Doenças Cardiovasculares
Diagnóstico de hipertensão: Uma abordagem mais assertiva
A hipertensão arterial, comumente conhecida como pressão alta, é uma condição médica que afeta milhões globalmente e é responsável por uma taxa significativa de eventos cardiovasculares graves. O diagnóstico precoce é a melhor chance de evitar danos maiores.
A Sociedade Brasileira de Cardiologia (SBC) reconhecendo a necessidade de diagnósticos mais precisos, atualizou suas diretrizes para a medição da pressão arterial, enfatizando a importância de avaliações fora do ambiente clínico.
Os Limites do Diagnóstico Tradicional
Tradicionalmente, o diagnóstico de hipertensão é realizado em consultórios médicos através de medições pontuais. Contudo, esse método pode não capturar variações significativas na pressão arterial, como a hipertensão do avental branco (HAB)
Onde a pressão se eleva apenas em consultório, e a hipertensão mascarada (HM), onde ocorre o oposto. Além disso, não detecta alterações durante o sono e a hipertensão arterial resistente (HAR), que persiste apesar do tratamento.

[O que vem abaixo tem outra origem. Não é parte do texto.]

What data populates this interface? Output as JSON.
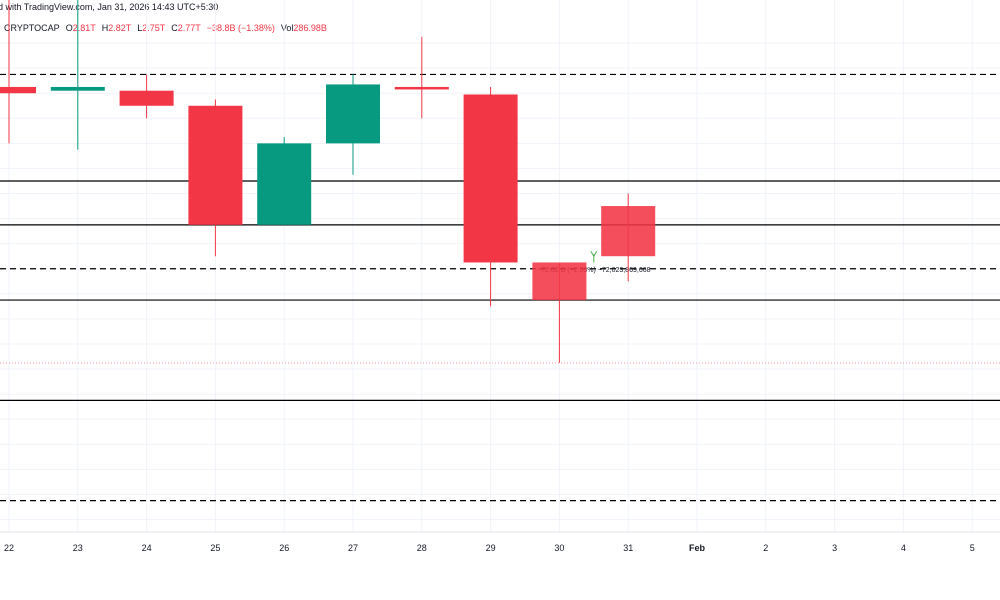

Novas Diretrizes para um Diagnóstico Completo
As novas diretrizes propostas pela SBC introduzem métodos adicionais de monitorização: a Monitorização Ambulatorial da Pressão Arterial (MAPA), a Monitorização Residencial da Pressão Arterial (MRPA), e a Automedida da Pressão Arterial (AMPA).
Estas técnicas permitem observações mais frequentes e em diferentes contextos, resultando em um diagnóstico mais completo e reduzindo o risco de tratamentos desnecessários que podem provocar efeitos colaterais como hipotensão, tonturas e sudorese.
Desafios, Diagnóstico e Expectativas
A implementação das diretrizes representa um desafio, especialmente na mudança da prática médica e no acesso aos equipamentos necessários, especialmente através do Sistema Único de Saúde (SUS). Apesar dos desafios de acessibilidade, o Dr. Audes Feitosa, coordenador das diretrizes, argumenta que o custo dos dispositivos é inferior ao das complicações evitáveis, como os AVCs, que podem resultar de um diagnóstico impreciso.
Impacto Global e a Realidade Brasileira
A hipertensão é chamada pela Organização Mundial da Saúde (OMS) de “assassina silenciosa” devido à sua natureza assintomática, mas devastadora. Em um relatório de 2023, a OMS destacou que um a cada três adultos sofre de hipertensão globalmente, com o Brasil apresentando mais de 50,7 milhões de hipertensos.